I want to make a custom loss function, but (I think) it is currently not backpropagating. After doing some searching online, it seems like the error is because it is not differentiable. Could I get some help on how to make it differentiable?
This loss function is a simplified version for a more complicated loss function that I would like to use for a multi-label classifier. Here, there are 3 labels (0: Neutral, 1: Positive, 2: Negative). I calculate the loss as follows:
- If the real label is neutral, I penalise positive and negative by 0.5.
- If the real label is positive, I penalise neutral by 0.5 and negative by 1.
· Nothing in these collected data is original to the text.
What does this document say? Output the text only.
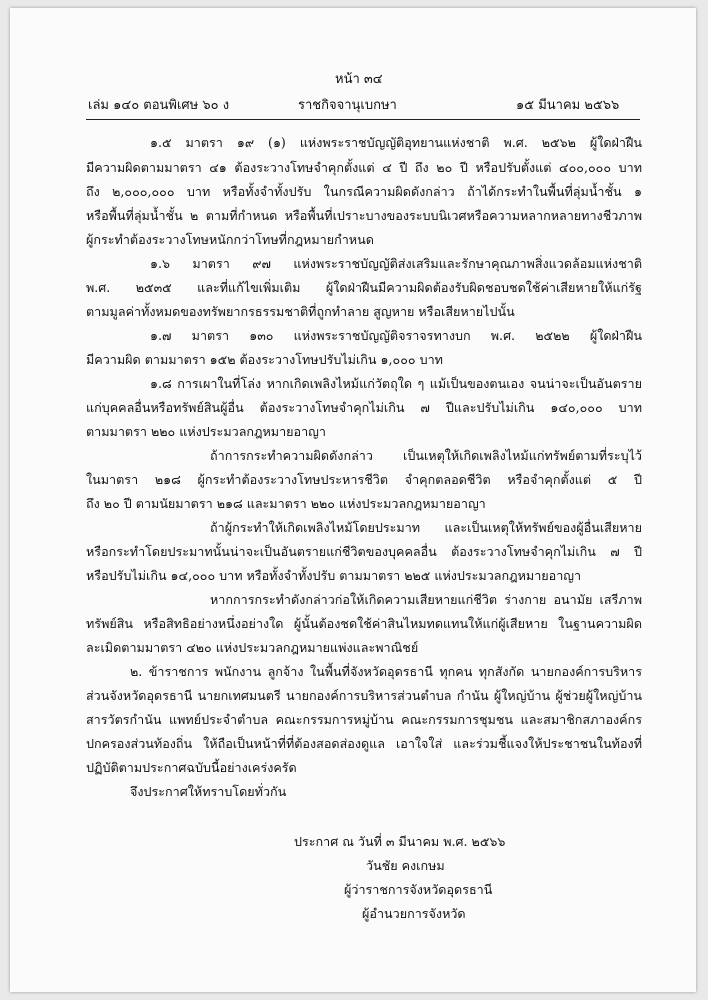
หน้า ๓๔
เล่ม ๑๔๐ ตอนพิเศษ ๖๐ ง	ราชกิจจานุเบกษา	๑๕ มีนาคม ๒๕๖๖
๑.๕ มาตรา ๑๙ (๑) แห่งพระราชบัญญัติอุทยานแห่งชาติ พ.ศ. ๒๕๖๒ ผู้ใดฝ่าฝืน
มีความผิดตามมาตรา ๔๑ ต้องระวางโทษจำคุกตั้งแต่ ๔ ปี ถึง ๒๐ ปี หรือปรับตั้งแต่ ๔๐๐,๐๐๐ บาท
ถึง ๒,๐๐๐,๐๐๐ บาท หรือทั้งจำทั้งปรับ ในกรณีความผิดดังกล่าว ถ้าได้กระทำในพื้นที่ลุ่มน้ำชั้น ๑
หรือพื้นที่ลุ่มน้ำชั้น ๒ ตามที่กำหนด หรือพื้นที่เปราะบางของระบบนิเวศหรือความหลากหลายทางชีวภาพ
ผู้กระทำต้องระวางโทษหนักกว่าโทษที่กฎหมายกำหนด
๑.๖ มาตรา ๙๗ แห่งพระราชบัญญัติส่งเสริมและรักษาคุณภาพสิ่งแวดล้อมแห่งชาติ
พ.ศ. ๒๕๓๕ และที่แก้ไขเพิ่มเติม ผู้ใดฝ่าฝืนมีความผิดต้องรับผิดชอบชดใช้ค่าเสียหายให้แก่รัฐ
ตามมูลค่าทั้งหมดของทรัพยากรธรรมชาติที่ถูกทำลาย สูญหาย หรือเสียหายไปนั้น
๑.๗ มาตรา ๑๓๐ แห่งพระราชบัญญัติจราจรทางบก พ.ศ. ๒๕๒๒ ผู้ใดฝ่าฝืน
มีความผิด ตามมาตรา ๑๕๒ ต้องระวางโทษปรับไม่เกิน ๑,๐๐๐ บาท
๑.๘ การเผาในที่โล่ง หากเกิดเพลิงไหม้แก่วัตถุใด ๆ แม้เป็นของตนเอง จนน่าจะเป็นอันตราย
แก่บุคคลอื่นหรือทรัพย์สินผู้อื่น ต้องระวางโทษจำคุกไม่เกิน ๗ ปีและปรับไม่เกิน ๑๔๐,๐๐๐ บาท
ตามมาตรา ๒๒๐ แห่งประมวลกฎหมายอาญา
ถ้าการกระทำความผิดดังกล่าว เป็นเหตุให้เกิดเพลิงไหม้แก่ทรัพย์ตามที่ระบุไว้
ในมาตรา ๒๑๘ ผู้กระทำต้องระวางโทษประหารชีวิต จำคุกตลอดชีวิต หรือจำคุกตั้งแต่ ๕ ปี
ถึง ๒๐ ปี ตามนัยมาตรา ๒๑๘ และมาตรา ๒๒๐ แห่งประมวลกฎหมายอาญา
ถ้าผู้กระทำให้เกิดเพลิงไหม้โดยประมาท และเป็นเหตุให้ทรัพย์ของผู้อื่นเสียหาย
หรือกระทำโดยประมาทนั้นน่าจะเป็นอันตรายแก่ชีวิตของบุคคลอื่น ต้องระวางโทษจำคุกไม่เกิน ๗ ปี
หรือปรับไม่เกิน ๑๔,๐๐๐ บาท หรือทั้งจำทั้งปรับ ตามมาตรา ๒๒๕ แห่งประมวลกฎหมายอาญา
หากการกระทำดังกล่าวก่อให้เกิดความเสียหายแก่ชีวิต ร่างกาย อนามัย เสรีภาพ
ทรัพย์สิน หรือสิทธิอย่างหนึ่งอย่างใด ผู้นั้นต้องชดใช้ค่าสินไหมทดแทนให้แก่ผู้เสียหาย ในฐานความผิด
ละเมิดตามมาตรา ๔๒๐ แห่งประมวลกฎหมายแพ่งและพาณิชย์
๒. ข้าราชการ พนักงาน ลูกจ้าง ในพื้นที่จังหวัดอุดรธานี ทุกคน ทุกสังกัด นายกองค์การบริหาร
ส่วนจังหวัดอุดรธานี นายกเทศมนตรี นายกองค์การบริหารส่วนตำบล กำนัน ผู้ใหญ่บ้าน ผู้ช่วยผู้ใหญ่บ้าน
สารวัตรกำนัน แพทย์ประจำตำบล คณะกรรมการหมู่บ้าน คณะกรรมการชุมชน และสมาชิกสภาองค์กร
ปกครองส่วนท้องถิ่น ให้ถือเป็นหน้าที่ที่ต้องสอดส่องดูแล เอาใจใส่ และร่วมชี้แจงให้ประชาชนในท้องที่
ปฏิบัติตามประกาศฉบับนี้อย่างเคร่งครัด
จึงประกาศให้ทราบโดยทั่วกัน
ประกาศ ณ วันที่ ๓ มีนาคม พ.ศ. ๒๕๖๖
วันชัย คงเกษม
ผู้ว่าราชการจังหวัดอุดรธานี
ผู้อำนวยการจังหวัด
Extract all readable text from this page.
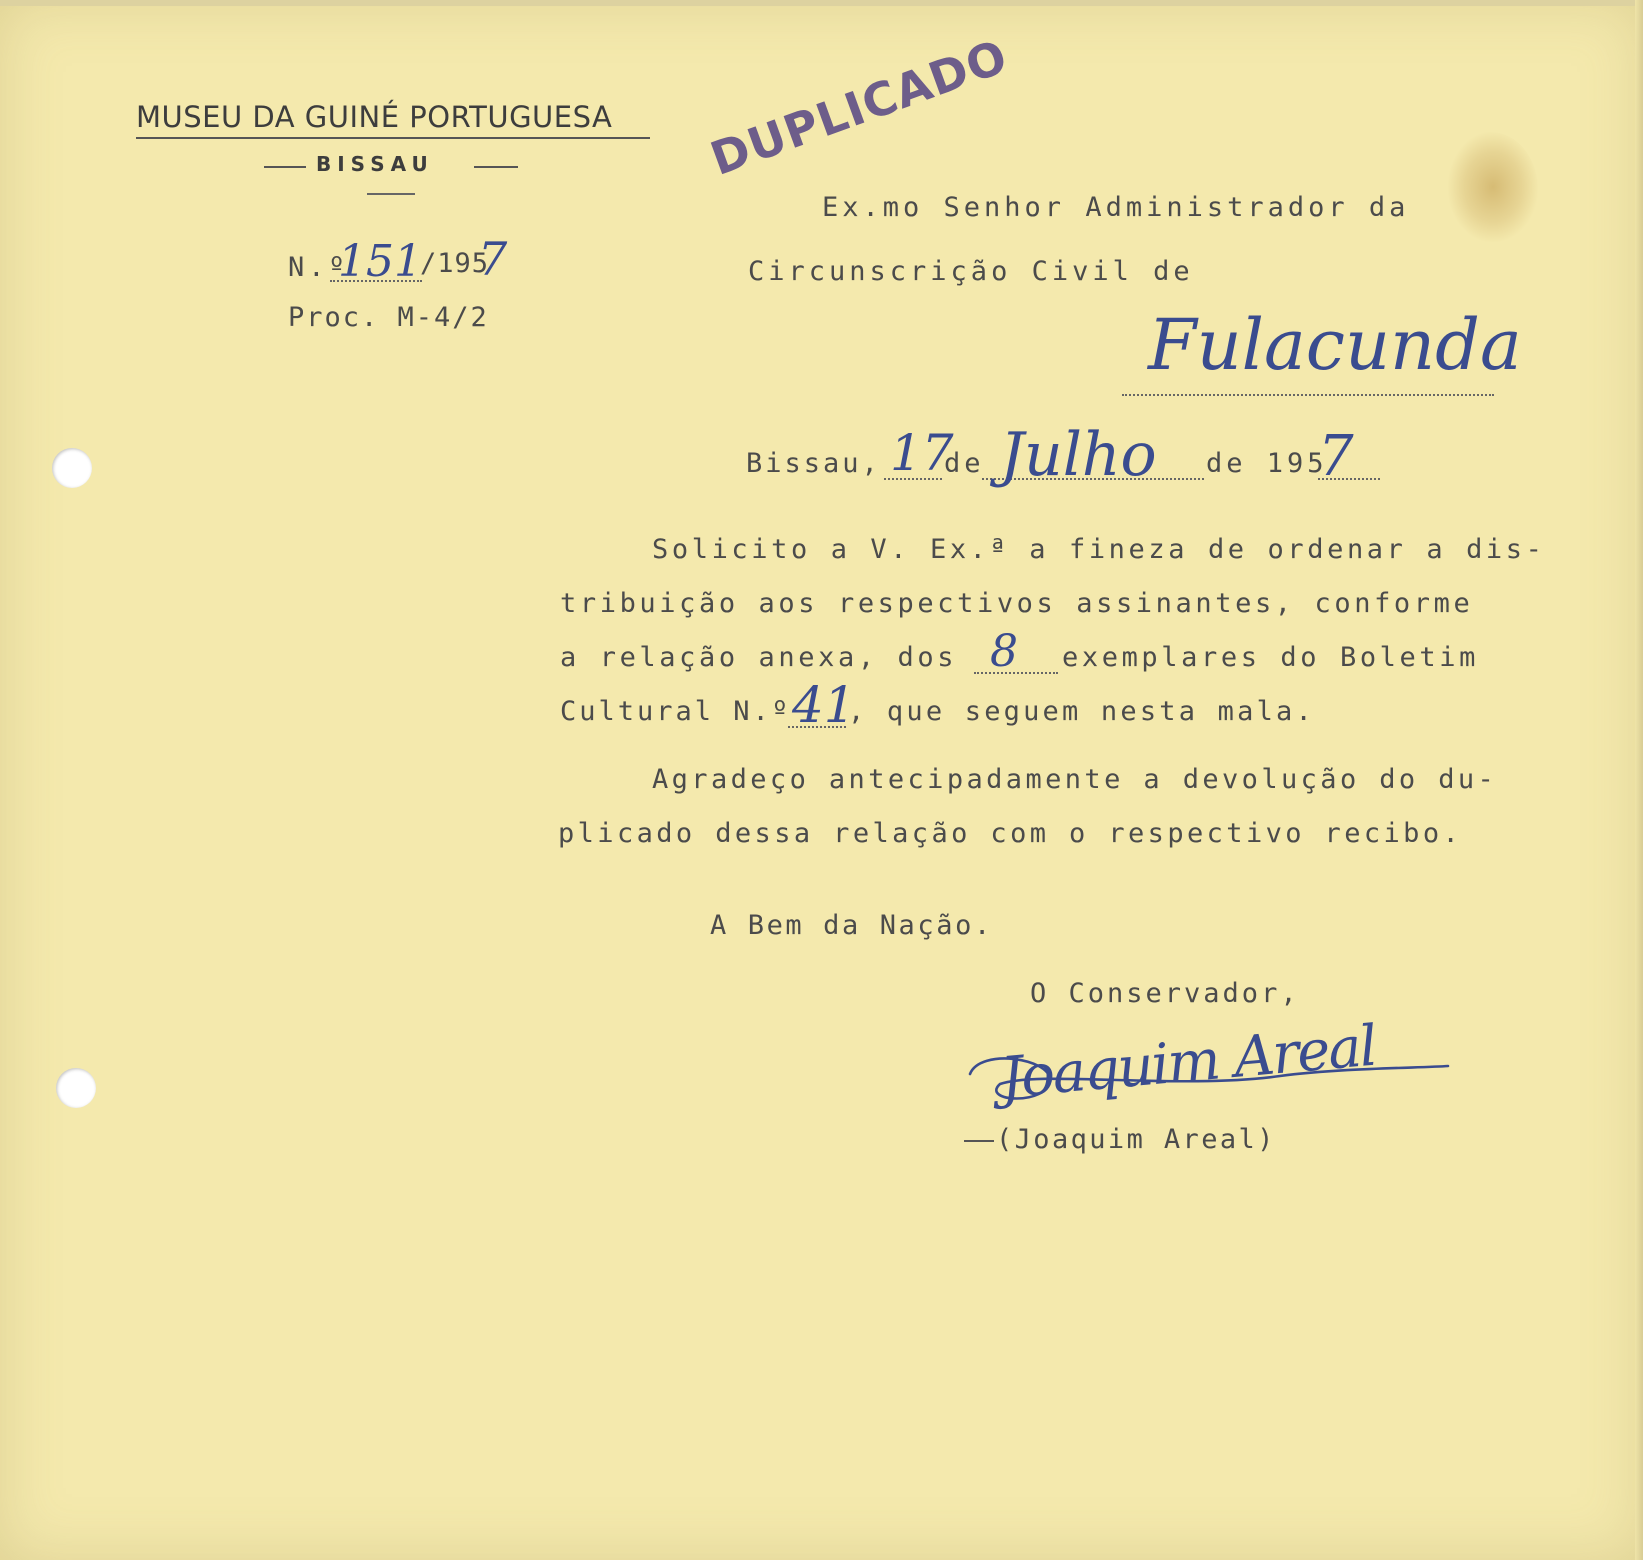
MUSEU DA GUINÉ PORTUGUESA
BISSAU
N.º
151
/195
7
Proc. M-4/2
DUPLICADO
Ex.mo Senhor Administrador da
Circunscrição Civil de
Fulacunda
Bissau, 17
de Julho de 195
7
Solicito a V. Ex.ª a fineza de ordenar a dis-
tribuição aos respectivos assinantes, conforme
a relação anexa, dos 8 exemplares do Boletim
Cultural N.º 41
, que seguem nesta mala.
Agradeço antecipadamente a devolução do du-
plicado dessa relação com o respectivo recibo.
A Bem da Nação.
O Conservador,
Joaquim Areal
(Joaquim Areal)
- If the real label is negative, I penalise neutral by 0.5 and positive by 1.
def custom_loss_function(output, target):
res = []
for graph_no in range(len(output)):
currOutput = output[graph_no]
currTarget = target[graph_no]
if currTarget == 0: # If real label is neutral
currLoss = (currOutput[1]**2)*0.5 + (currOutput[2]**2)*0.5
res.append(currLoss)
elif currTarget == 1: # If real label is positive
currLoss = (currOutput[0]**2)*0.5 + (currOutput[2]**2)
res.append(currLoss)
elif currTarget == 2: # If real label is positive
currLoss = (currOutput[0]**2)*0.5 + (currOutput[1]**2)
res.append(currLoss)
finalRes = torch.mean(torch.Tensor(res))
return finalRes
My train step:
def train():
model.train()
for data in loader: # Iterate in batches over the training dataset.
out = model(data.x, data.edge_index, data.batch) # Perform a single forward pass.
loss = loss_fn(out, data.y) # Compute the loss.
loss.requires_grad_()
loss.backward() # Derive gradients.
optimizer.step() # Update parameters based on gradients.
optimizer.zero_grad() # Clear gradients.
Any and all help would be greatly appreciated. Thank you!